- Published On
- August 2, 2022
- Written by
- Kirstin McCudden from Freedom of the Press Foundation
Today marks five years since we launched the U.S. Press Freedom Tracker, a project of Freedom of the Press Foundation and the Committee to Protect Journalists.
In our six years of documentation — the canonical database for press freedom violations in the United States dates to January 2017 — the Tracker team has documented more than 1600 incidents across nearly a dozen categories, affecting more than 1100 journalists and news organizations. We’ve published more than 100 in-depth analyses of press freedom issues.

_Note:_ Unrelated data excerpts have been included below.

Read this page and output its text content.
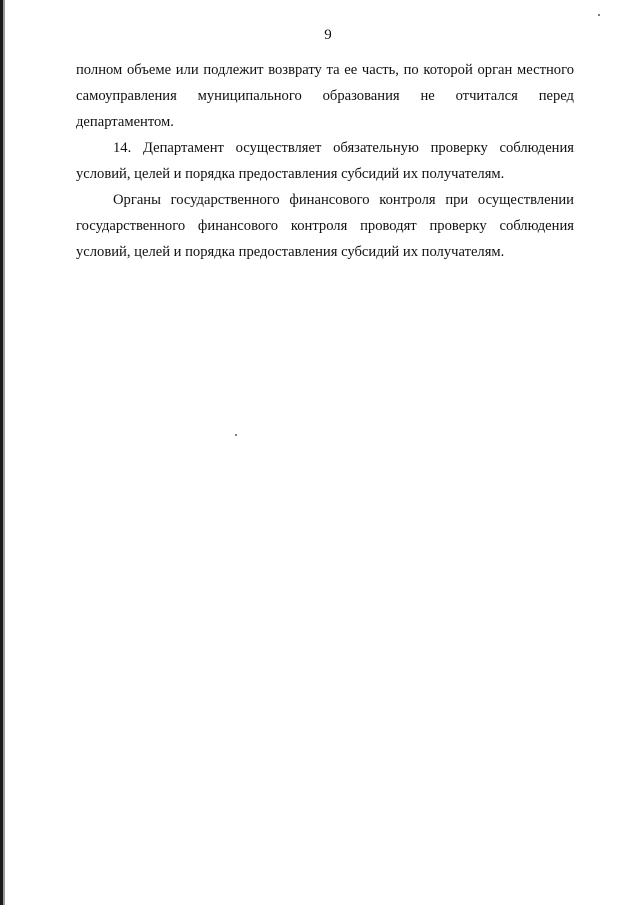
9

полном объеме или подлежит возврату та ее часть, по которой орган местного самоуправления муниципального образования не отчитался перед департаментом.

14. Департамент осуществляет обязательную проверку соблюдения условий, целей и порядка предоставления субсидий их получателям.

Органы государственного финансового контроля при осуществлении государственного финансового контроля проводят проверку соблюдения условий, целей и порядка предоставления субсидий их получателям.
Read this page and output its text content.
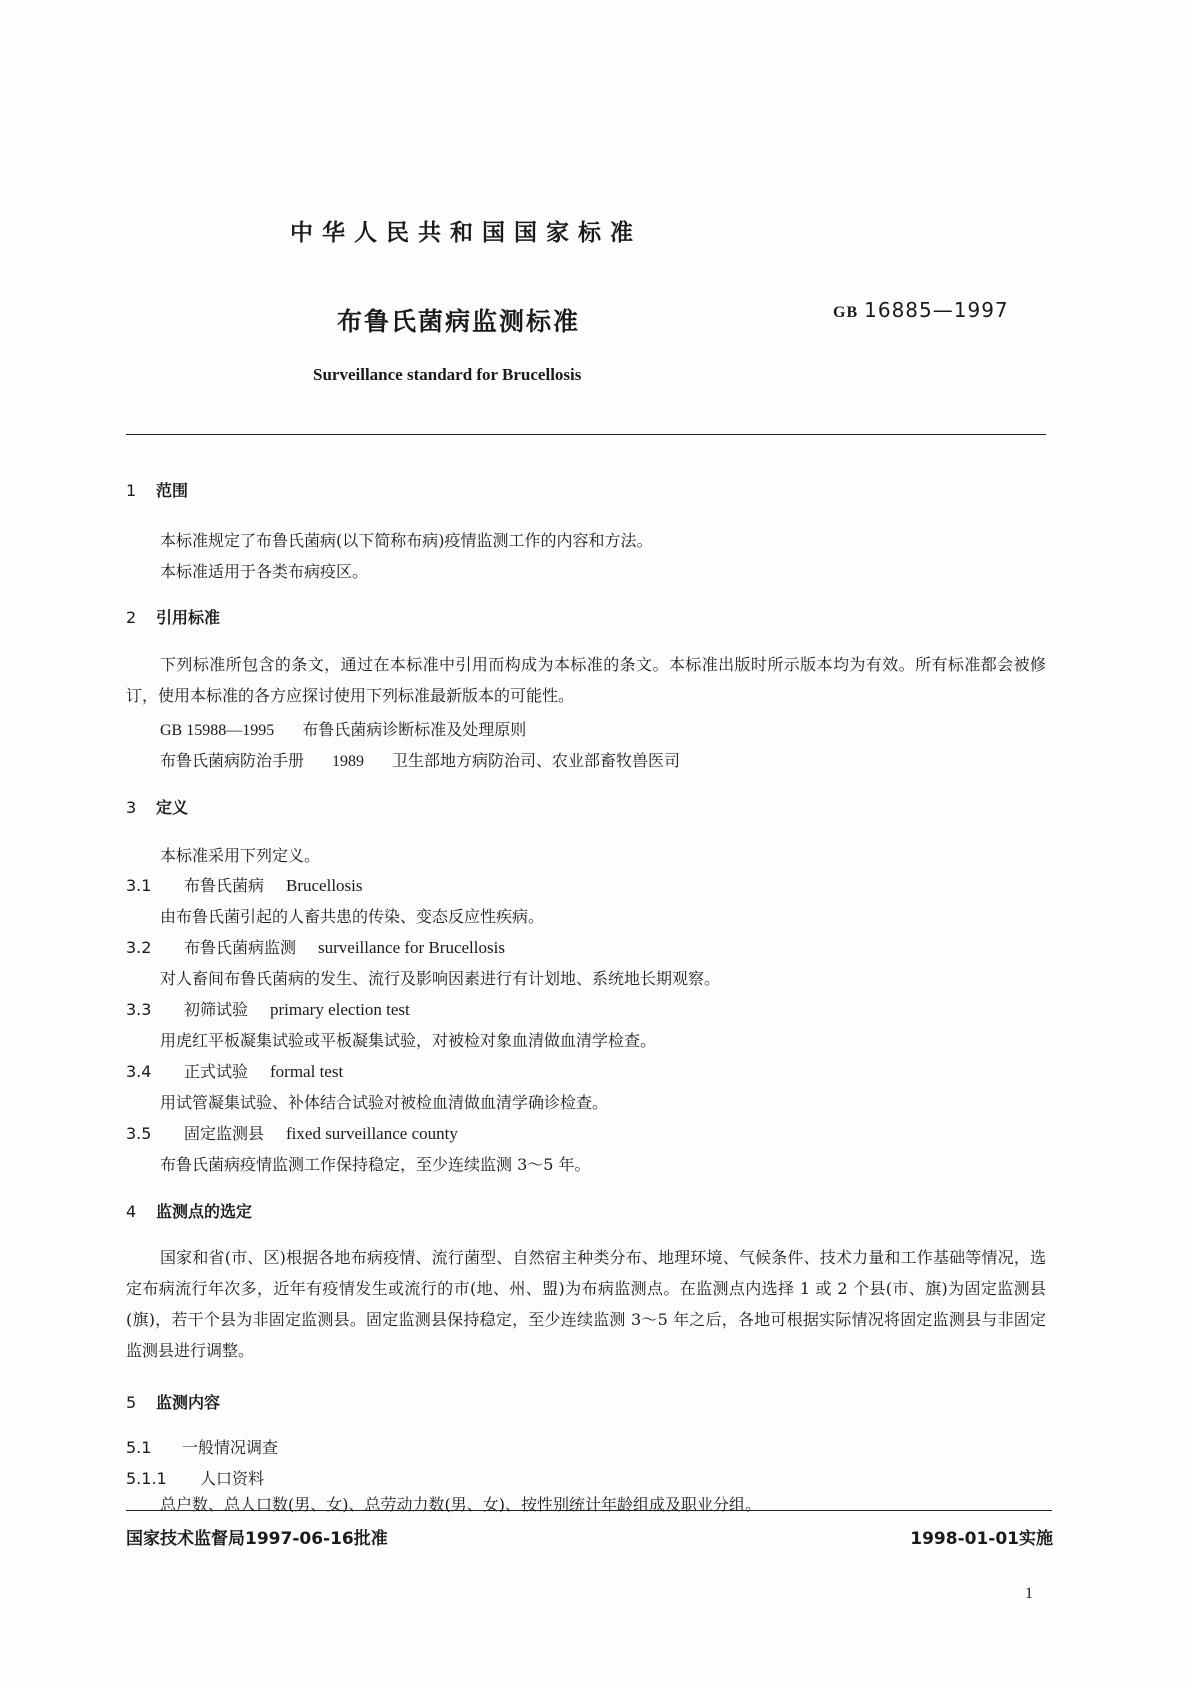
中华人民共和国国家标准
布鲁氏菌病监测标准	GB 16885—1997
Surveillance standard for Brucellosis
1 范围
本标准规定了布鲁氏菌病(以下简称布病)疫情监测工作的内容和方法。
本标准适用于各类布病疫区。
2 引用标准
下列标准所包含的条文，通过在本标准中引用而构成为本标准的条文。本标准出版时所示版本均为有效。所有标准都会被修订，使用本标准的各方应探讨使用下列标准最新版本的可能性。
GB 15988—1995 布鲁氏菌病诊断标准及处理原则
布鲁氏菌病防治手册 1989 卫生部地方病防治司、农业部畜牧兽医司
3 定义
本标准采用下列定义。
3.1 布鲁氏菌病 Brucellosis
由布鲁氏菌引起的人畜共患的传染、变态反应性疾病。
3.2 布鲁氏菌病监测 surveillance for Brucellosis
对人畜间布鲁氏菌病的发生、流行及影响因素进行有计划地、系统地长期观察。
3.3 初筛试验 primary election test
用虎红平板凝集试验或平板凝集试验，对被检对象血清做血清学检查。
3.4 正式试验 formal test
用试管凝集试验、补体结合试验对被检血清做血清学确诊检查。
3.5 固定监测县 fixed surveillance county
布鲁氏菌病疫情监测工作保持稳定，至少连续监测 3～5 年。
4 监测点的选定
国家和省(市、区)根据各地布病疫情、流行菌型、自然宿主种类分布、地理环境、气候条件、技术力量和工作基础等情况，选定布病流行年次多，近年有疫情发生或流行的市(地、州、盟)为布病监测点。在监测点内选择 1 或 2 个县(市、旗)为固定监测县(旗)，若干个县为非固定监测县。固定监测县保持稳定，至少连续监测 3～5 年之后，各地可根据实际情况将固定监测县与非固定监测县进行调整。
5 监测内容
5.1 一般情况调查
5.1.1 人口资料
总户数、总人口数(男、女)、总劳动力数(男、女)、按性别统计年龄组成及职业分组。
国家技术监督局1997-06-16批准	1998-01-01实施
1
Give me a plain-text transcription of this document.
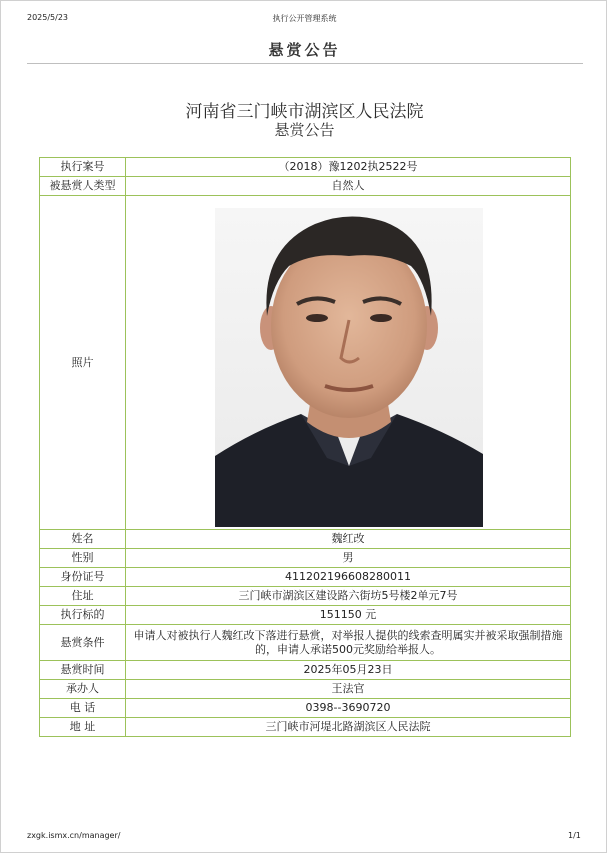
2025/5/23	执行公开管理系统
悬赏公告
河南省三门峡市湖滨区人民法院
悬赏公告
执行案号	（2018）豫1202执2522号
被悬赏人类型	自然人
照片	

姓名	魏红改
性别	男
身份证号	411202196608280011
住址	三门峡市湖滨区建设路六街坊5号楼2单元7号
执行标的	151150 元
悬赏条件	申请人对被执行人魏红改下落进行悬赏，对举报人提供的线索查明属实并被采取强制措施的，申请人承诺500元奖励给举报人。
悬赏时间	2025年05月23日
承办人	王法官
电 话	0398--3690720
地 址	三门峡市河堤北路湖滨区人民法院
zxgk.ismx.cn/manager/	1/1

The Tracker’s origin story started well before 2017. The Obama administration was wrapping up eight years of aggressively prosecuting leaks to journalists, a presidential candidate named Donald Trump was openly antagonistic against the media and law enforcement in Ferguson, Missouri, was targeting journalists with crowd-control munitions and arresting more than two dozen covering Black Lives Matter protests after the police-shooting death of Michael Brown there.
Leading press freedom advocates from the U.S. and United Kingdom believed that a nonpartisan site for press freedom incidents in the states would not only serve advocacy efforts, but also inform journalism and legal action. That vision proved prescient; the Tracker is the authoritative site for aggressions against journalists in the U.S., cited in legislation, news stories and the backbone for advocacy efforts around press rights.
To date, we’ve documented nearly 1000 assaults of journalists and 300 arrests or detainments, more than 50 border stops and 250 reports of damaged equipment. More than 140 subpoenas are captured in the site.
The site itself went through a major redesign this year; It now boasts new data visualization capabilities, smarter search functions and increased speeds for downloading the data with our API. The site runs on open source software as of 2020 and the content is available for republication under a creative commons license.
The Tracker is uniquely positioned to give both a real-time view of aggressions against the media (we live-tracked as 18 journalists were assaulted while covering the Jan. 6, 2021, insurrection at the Capitol) while also capturing trends over time (eight individuals have since been charged with crimes for those assaults). It’s how we can tell you that at least 60 journalists have sued law enforcement following their treatment at protests since 2017 and that by the time Twitter permanently suspended his account on Jan. 8, then-President Trump had posted 2,520 tweets degrading journalists and the media as a whole.
We don’t know what the state of press freedom in the U.S. will look like in the years ahead, but we know it is best served with a robust and well-maintained Tracker in its press freedom watchdog role.